Reduction: G&J reference a paper by Lawler, which itself references G&J.  Weird.   Anyway, they reduce from 3-Partition.  Given a 3-Partition instance (a set of 3n elements, and a bound B.  Each element is between B/4 and B/2, and the sum of all elements is m*B), we create 4n jobs.  3n of them will be “A” jobs, each one corresponding to an element in the 3-Partition instance.  We will also have n “X” jobs.

Each “A” job Ai corresponds to an element in the 3-partition instance ai.  These jobs have weight and length B+ai and deadline 0.

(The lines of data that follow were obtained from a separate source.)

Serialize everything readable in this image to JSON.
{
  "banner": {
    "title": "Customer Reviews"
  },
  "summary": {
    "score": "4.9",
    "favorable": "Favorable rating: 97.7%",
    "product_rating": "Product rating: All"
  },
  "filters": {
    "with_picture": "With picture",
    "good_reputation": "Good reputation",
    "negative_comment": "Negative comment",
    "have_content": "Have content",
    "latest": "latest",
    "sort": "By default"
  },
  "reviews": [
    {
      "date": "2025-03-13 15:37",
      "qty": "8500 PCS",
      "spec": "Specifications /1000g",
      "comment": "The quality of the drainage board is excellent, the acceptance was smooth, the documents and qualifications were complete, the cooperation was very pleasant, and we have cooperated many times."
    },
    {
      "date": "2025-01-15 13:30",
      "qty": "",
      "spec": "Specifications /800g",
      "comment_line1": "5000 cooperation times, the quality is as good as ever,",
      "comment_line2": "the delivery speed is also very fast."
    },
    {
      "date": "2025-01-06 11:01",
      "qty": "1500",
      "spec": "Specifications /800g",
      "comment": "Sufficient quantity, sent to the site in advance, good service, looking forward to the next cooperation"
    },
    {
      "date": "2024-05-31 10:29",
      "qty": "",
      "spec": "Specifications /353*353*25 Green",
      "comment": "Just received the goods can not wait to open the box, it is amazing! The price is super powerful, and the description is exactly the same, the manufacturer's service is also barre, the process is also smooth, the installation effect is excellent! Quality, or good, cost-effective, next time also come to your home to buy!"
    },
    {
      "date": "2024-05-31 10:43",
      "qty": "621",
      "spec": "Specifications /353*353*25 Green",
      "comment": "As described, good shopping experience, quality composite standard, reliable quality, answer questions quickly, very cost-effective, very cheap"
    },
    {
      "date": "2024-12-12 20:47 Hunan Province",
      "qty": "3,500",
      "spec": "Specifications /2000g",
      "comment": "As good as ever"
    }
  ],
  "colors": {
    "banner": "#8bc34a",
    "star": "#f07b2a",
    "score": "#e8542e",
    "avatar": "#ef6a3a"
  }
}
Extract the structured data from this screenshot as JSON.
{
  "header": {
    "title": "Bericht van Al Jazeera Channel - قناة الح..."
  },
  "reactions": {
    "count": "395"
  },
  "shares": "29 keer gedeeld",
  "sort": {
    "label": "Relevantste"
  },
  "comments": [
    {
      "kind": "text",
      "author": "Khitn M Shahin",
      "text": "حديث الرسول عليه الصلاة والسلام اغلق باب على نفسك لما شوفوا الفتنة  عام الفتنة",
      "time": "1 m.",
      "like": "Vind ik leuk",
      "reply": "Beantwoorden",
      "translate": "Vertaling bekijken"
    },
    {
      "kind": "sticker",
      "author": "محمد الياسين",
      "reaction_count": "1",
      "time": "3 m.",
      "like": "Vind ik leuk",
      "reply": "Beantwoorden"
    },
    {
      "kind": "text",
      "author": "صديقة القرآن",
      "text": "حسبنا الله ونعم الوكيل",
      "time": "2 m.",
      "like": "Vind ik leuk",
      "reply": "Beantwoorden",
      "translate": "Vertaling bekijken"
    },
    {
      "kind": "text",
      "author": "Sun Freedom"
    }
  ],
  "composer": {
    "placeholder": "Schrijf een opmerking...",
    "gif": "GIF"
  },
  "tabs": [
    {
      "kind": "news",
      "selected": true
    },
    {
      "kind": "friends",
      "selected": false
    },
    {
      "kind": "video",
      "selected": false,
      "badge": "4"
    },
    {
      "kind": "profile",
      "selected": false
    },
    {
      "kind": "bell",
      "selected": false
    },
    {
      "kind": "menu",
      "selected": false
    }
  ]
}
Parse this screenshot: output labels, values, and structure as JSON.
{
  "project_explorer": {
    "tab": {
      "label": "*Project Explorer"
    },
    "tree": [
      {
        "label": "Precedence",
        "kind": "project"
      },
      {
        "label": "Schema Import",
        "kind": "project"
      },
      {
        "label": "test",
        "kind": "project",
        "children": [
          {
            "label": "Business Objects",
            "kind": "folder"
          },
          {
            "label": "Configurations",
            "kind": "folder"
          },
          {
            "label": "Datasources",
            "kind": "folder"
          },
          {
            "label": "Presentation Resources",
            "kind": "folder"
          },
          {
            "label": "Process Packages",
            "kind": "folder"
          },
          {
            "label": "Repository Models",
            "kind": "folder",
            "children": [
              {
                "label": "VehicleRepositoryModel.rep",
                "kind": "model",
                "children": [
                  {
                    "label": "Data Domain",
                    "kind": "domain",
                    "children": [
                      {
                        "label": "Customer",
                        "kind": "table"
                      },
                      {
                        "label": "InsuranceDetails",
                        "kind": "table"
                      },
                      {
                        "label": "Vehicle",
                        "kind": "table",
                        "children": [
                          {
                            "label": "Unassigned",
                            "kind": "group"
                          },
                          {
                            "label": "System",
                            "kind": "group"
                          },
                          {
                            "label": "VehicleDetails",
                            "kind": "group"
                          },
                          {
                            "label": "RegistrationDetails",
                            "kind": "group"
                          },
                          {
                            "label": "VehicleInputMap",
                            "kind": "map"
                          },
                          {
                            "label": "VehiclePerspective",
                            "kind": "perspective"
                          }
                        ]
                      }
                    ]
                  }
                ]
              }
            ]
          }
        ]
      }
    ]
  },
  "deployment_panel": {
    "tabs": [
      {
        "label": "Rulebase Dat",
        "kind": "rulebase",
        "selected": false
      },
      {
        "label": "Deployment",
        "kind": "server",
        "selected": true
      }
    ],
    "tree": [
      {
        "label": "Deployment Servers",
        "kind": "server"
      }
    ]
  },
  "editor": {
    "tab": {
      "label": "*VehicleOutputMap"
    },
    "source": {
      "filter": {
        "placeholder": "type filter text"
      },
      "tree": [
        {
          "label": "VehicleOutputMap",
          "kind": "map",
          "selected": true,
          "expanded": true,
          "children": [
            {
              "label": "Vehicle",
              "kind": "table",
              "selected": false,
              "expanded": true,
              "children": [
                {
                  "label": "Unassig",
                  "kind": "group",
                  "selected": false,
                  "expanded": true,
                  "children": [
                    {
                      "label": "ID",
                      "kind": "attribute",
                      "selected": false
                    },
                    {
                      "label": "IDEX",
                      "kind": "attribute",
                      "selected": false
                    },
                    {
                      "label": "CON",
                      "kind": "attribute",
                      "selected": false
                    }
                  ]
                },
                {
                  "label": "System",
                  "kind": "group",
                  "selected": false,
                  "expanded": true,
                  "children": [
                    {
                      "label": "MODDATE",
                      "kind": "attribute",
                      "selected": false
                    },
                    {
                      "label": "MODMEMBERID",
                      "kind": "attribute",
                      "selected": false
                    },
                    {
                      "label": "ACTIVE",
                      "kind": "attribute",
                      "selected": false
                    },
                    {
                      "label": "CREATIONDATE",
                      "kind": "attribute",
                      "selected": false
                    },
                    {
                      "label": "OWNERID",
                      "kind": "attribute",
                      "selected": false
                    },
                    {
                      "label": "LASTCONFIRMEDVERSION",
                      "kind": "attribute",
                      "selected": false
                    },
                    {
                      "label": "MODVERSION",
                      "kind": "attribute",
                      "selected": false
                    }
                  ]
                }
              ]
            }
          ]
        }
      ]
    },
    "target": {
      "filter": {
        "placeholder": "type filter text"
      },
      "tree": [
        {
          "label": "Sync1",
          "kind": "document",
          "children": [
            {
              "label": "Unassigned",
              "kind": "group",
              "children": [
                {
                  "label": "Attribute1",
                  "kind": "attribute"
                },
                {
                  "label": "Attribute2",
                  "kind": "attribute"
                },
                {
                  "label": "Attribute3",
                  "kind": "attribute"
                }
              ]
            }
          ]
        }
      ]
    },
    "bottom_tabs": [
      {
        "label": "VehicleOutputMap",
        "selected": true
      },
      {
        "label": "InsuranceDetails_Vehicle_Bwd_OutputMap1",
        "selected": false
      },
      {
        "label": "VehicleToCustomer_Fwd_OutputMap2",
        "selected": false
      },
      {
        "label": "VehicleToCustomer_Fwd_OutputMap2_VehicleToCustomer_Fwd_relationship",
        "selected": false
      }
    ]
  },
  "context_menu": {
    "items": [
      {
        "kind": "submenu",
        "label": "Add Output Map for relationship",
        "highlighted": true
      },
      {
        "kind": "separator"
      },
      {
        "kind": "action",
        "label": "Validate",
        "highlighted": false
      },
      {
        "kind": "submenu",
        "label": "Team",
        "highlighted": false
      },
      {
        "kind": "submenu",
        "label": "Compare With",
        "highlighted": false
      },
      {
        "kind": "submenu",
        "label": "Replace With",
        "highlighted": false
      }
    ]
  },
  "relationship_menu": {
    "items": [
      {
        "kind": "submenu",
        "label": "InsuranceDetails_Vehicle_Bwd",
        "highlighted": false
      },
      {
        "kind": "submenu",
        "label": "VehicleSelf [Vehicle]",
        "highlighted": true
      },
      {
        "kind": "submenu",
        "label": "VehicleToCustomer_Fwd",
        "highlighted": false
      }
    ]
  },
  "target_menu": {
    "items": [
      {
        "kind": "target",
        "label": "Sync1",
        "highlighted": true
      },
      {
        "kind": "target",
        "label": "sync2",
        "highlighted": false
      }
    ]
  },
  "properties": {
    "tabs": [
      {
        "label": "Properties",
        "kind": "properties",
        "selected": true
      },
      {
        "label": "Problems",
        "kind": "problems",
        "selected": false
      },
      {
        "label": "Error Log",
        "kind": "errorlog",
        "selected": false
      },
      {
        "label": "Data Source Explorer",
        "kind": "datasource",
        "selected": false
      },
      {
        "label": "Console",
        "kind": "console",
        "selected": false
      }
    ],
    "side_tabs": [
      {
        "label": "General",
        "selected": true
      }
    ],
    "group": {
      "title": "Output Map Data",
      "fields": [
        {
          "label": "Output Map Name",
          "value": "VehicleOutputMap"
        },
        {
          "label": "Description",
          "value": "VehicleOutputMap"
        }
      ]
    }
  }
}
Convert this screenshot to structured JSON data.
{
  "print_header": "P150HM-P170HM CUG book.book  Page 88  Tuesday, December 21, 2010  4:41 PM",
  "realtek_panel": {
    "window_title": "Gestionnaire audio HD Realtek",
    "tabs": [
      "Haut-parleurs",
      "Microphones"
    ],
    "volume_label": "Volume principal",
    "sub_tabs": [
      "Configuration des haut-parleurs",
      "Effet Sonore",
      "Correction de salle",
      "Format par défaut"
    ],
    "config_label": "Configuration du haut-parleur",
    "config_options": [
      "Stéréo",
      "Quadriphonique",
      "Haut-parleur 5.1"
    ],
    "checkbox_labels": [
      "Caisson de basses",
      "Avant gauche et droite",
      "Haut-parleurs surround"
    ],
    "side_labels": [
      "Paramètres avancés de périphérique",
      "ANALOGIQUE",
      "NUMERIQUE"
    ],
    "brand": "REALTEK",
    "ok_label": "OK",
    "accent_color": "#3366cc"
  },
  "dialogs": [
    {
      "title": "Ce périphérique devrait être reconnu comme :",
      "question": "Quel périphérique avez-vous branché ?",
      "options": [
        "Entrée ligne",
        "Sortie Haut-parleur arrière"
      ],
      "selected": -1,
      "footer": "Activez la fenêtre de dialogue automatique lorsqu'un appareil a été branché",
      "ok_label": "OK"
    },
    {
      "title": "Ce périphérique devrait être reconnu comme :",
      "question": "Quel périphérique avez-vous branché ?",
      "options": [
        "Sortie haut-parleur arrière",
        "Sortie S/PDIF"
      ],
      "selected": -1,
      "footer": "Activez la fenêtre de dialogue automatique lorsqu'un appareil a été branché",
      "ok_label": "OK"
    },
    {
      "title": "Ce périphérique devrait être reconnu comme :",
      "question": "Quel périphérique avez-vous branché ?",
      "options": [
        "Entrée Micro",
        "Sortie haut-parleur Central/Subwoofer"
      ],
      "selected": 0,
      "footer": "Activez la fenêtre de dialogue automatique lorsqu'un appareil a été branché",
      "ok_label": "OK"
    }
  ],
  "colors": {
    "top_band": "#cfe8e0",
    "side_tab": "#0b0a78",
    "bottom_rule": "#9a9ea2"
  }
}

The X jobs all have processing time 16B2+n(n+1)/2 + 1.  Call this number L.  The X jobs have weight (L+4B)*(4B)*n(n+1)/2 + 1.  Call this number W. Each X job Xi has deadline iL+(i-1)*4B.    Notice that these X jobs don’t depend on the values in the partition instance at all (they do depend on the size).

Our K value is W-1.

If the original set has a partition, then we can make a schedule of: X1 then the A jobs corresponding to a 3 element partition, then X2, then another set of 3 A jobs corresponding to another 3 element partition, and so on down.  Since we know the  3 elements in a partition sum to exactly B, we know that the processing time of each set of 3 A jobs is exactly 4B.  So each X job will finish at time i*L+(i-1)*4B, and not be tardy.  The A jobs all have deadline 0 and will all be tardy and will pay penalties related to their completion times, but that will sum to less than K.

In the other direction, suppose that we have a legal schedule.  Since all of the X jobs have weight > K, they all have to be scheduled before their deadlines.  Then we can talk about the weights and completion times that the A jobs need to have to fit around these X jobs.  It’s a lot of algebra to make it all work out, but the math isn’t too hard.

Difficulty: 7.  While the algebra is followable, the idea that you’d need to come up with these numbers in the first place is a hard one- I know they’re picked because they “work”, but I feel like there must be an easier way.